Qualquer direito pode ser legitimamente defendido, não havendo aqui, segundo o magistério de Nelson Hungria (Comentários, 1983, v. 1, tomo II: 244), que exigir proporcionalidade entre os bens em questão - o que entretanto não é pacífico entre os teóricos. O exigível, segue Hungria, é que o sujeito que se defende utilize o meio mais inofensivo, dentre os disponíveis, para fazer cessar a agressão; ainda que o utilize com moderação, vale dizer, com intensidade estritamente necessária para afastá-la.

Se ultrapassar esse limite, converte-se de agredido em agressor e sua conduta escapa, daí em diante, da proteção da justificativa, caindo no âmbito da ilicitude. O oposto de moderação é, por conseguinte, o excesso, que possivelmente constituirá um fato típico e antijurídico, doloso ou culposo, conforme o caso; pode também ocorrer, de outro lado, que,

fugindo ao enquadramento em qualquer figura típica, por ser, por exemplo, fortuito, caia no vazio da atipicidade penal.

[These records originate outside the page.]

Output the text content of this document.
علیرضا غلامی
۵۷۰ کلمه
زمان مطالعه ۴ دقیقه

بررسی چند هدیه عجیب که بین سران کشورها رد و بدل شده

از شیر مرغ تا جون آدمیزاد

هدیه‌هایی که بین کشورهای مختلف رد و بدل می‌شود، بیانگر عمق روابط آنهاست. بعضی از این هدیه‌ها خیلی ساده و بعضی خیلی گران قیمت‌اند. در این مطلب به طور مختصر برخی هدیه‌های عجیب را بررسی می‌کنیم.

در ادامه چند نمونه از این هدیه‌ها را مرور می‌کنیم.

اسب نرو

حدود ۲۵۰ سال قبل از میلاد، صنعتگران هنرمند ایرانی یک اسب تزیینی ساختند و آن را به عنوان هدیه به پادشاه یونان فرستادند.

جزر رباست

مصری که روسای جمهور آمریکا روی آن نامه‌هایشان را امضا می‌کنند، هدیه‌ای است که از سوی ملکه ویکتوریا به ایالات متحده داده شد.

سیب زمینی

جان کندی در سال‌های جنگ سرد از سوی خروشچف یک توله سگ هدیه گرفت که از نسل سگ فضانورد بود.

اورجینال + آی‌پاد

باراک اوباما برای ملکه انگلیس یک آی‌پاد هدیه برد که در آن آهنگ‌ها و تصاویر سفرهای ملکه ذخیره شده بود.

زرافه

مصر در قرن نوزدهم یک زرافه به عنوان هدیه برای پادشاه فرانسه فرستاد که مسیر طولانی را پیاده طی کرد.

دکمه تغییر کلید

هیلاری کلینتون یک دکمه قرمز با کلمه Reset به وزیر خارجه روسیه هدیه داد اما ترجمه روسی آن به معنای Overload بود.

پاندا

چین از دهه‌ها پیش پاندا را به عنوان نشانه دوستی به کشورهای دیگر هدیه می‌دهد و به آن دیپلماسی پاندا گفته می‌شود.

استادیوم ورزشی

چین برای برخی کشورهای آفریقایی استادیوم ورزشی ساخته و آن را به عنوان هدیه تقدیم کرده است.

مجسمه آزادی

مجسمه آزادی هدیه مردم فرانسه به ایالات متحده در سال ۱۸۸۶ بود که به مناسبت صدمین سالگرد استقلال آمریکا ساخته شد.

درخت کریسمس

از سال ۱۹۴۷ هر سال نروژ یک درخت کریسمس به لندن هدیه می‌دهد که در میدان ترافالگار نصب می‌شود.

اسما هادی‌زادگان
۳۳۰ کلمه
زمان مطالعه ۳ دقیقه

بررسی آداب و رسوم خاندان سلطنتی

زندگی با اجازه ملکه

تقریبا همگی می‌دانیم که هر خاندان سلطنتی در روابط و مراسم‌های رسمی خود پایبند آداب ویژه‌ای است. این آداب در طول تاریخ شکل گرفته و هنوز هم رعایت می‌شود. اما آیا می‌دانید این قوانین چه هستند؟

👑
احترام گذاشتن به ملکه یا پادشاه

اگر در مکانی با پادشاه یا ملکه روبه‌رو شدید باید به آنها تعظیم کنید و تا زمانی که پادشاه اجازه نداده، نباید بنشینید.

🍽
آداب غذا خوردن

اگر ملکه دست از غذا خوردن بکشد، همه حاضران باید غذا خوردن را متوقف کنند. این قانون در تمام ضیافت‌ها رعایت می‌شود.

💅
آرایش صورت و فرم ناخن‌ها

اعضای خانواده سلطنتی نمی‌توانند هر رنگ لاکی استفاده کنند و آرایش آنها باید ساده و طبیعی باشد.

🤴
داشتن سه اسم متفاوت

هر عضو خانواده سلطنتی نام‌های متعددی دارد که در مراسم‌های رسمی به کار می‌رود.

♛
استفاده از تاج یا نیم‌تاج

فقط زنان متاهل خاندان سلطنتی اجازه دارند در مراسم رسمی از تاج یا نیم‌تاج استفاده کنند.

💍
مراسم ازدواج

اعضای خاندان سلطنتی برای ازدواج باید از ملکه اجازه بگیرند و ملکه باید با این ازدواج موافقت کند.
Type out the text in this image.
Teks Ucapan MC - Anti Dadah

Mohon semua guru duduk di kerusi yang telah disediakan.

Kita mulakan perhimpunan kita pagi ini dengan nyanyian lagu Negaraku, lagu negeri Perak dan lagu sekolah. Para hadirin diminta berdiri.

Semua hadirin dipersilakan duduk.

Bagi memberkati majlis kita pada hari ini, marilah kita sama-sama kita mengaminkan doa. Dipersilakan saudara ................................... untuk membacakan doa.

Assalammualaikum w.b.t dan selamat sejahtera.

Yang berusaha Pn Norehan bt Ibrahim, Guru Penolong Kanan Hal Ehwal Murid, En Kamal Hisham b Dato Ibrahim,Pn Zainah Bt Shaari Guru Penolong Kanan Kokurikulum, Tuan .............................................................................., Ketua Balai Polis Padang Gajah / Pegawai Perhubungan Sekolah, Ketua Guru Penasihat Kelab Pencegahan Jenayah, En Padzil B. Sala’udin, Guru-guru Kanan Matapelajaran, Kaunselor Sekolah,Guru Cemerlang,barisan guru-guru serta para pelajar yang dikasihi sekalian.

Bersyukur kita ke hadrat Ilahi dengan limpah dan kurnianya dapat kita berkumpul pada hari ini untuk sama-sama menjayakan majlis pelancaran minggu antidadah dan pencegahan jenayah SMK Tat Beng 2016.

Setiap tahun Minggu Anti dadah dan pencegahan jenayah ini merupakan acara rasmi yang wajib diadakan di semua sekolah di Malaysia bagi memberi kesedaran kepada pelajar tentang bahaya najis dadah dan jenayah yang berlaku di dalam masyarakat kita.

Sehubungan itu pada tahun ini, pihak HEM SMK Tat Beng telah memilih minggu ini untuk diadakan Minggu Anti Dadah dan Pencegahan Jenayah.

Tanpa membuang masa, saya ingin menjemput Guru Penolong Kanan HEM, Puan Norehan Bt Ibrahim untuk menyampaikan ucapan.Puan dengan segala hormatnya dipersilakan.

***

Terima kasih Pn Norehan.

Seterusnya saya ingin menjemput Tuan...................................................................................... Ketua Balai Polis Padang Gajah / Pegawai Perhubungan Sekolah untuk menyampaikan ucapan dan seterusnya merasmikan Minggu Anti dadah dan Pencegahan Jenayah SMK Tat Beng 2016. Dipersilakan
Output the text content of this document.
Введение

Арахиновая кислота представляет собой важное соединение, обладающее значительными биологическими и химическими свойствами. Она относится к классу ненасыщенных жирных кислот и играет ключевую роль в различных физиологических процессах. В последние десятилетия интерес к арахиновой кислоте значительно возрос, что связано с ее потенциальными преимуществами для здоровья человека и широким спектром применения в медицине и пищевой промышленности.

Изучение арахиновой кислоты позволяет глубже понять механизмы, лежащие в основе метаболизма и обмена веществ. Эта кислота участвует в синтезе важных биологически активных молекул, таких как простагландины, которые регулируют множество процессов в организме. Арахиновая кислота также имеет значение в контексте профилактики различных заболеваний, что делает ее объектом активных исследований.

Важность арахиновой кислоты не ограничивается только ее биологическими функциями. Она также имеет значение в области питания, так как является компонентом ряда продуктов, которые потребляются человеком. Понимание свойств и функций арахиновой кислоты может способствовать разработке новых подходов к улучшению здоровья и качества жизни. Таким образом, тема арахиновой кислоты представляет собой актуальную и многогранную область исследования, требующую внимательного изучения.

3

É igualmente preciso que a defesa, para ser legítima, atue contra uma agressão injusta. A injustiça da agressão mede-se pela verificação do que é contrário ao direito; essa contrariedade não é necessariamente a um direito de ordem penal e nem mesmo pressupõe uma norma explícita proibindo, ou punindo, o comportamento do agressor: basta que a ação deste represente violação de um princípio jurídico, reconhecido pela ordem vigente, assegurador de um direito qualquer, que tal agressor ofende, ou tenta ofender.

Além de injusta, a agressão deve ser atual – a que está acontecendo no momento –, ou iminente – a que está para acontecer e, segundo um juízo de probabilidade, acontecerá se o agressor não for contido.

O estrito cumprimento do dever legal é a obediência de alguém a uma obrigação que lhe é imposta por lei, dentro dos estritos limites que lhe são permitidos, caso em que, embora ferindo direito alheio, o sujeito não comete crime. O funcionário que, no exato cumprimento de seu dever funcional e sem cometer excessos, efetua busca em determinado estabelecimento, munido de um mandado regularmente expedido, apesar de estar violando domicílio (por equiparação), não está cometendo crime.

O exercício regular de um direito dá-se quando alguém faz aquilo que a ordem jurídica lhe autoriza, também sem excessos. Essa autorização às vezes é resultante dos costumes sociais, outras da própria lei. São exemplos a prisão em flagrante efetuada por particular, a repreensão dos filhos pelos pais, mesmo que às vezes com algum rigor, a retenção de livros da empresa contra ato ilegal de quem os queira apreender.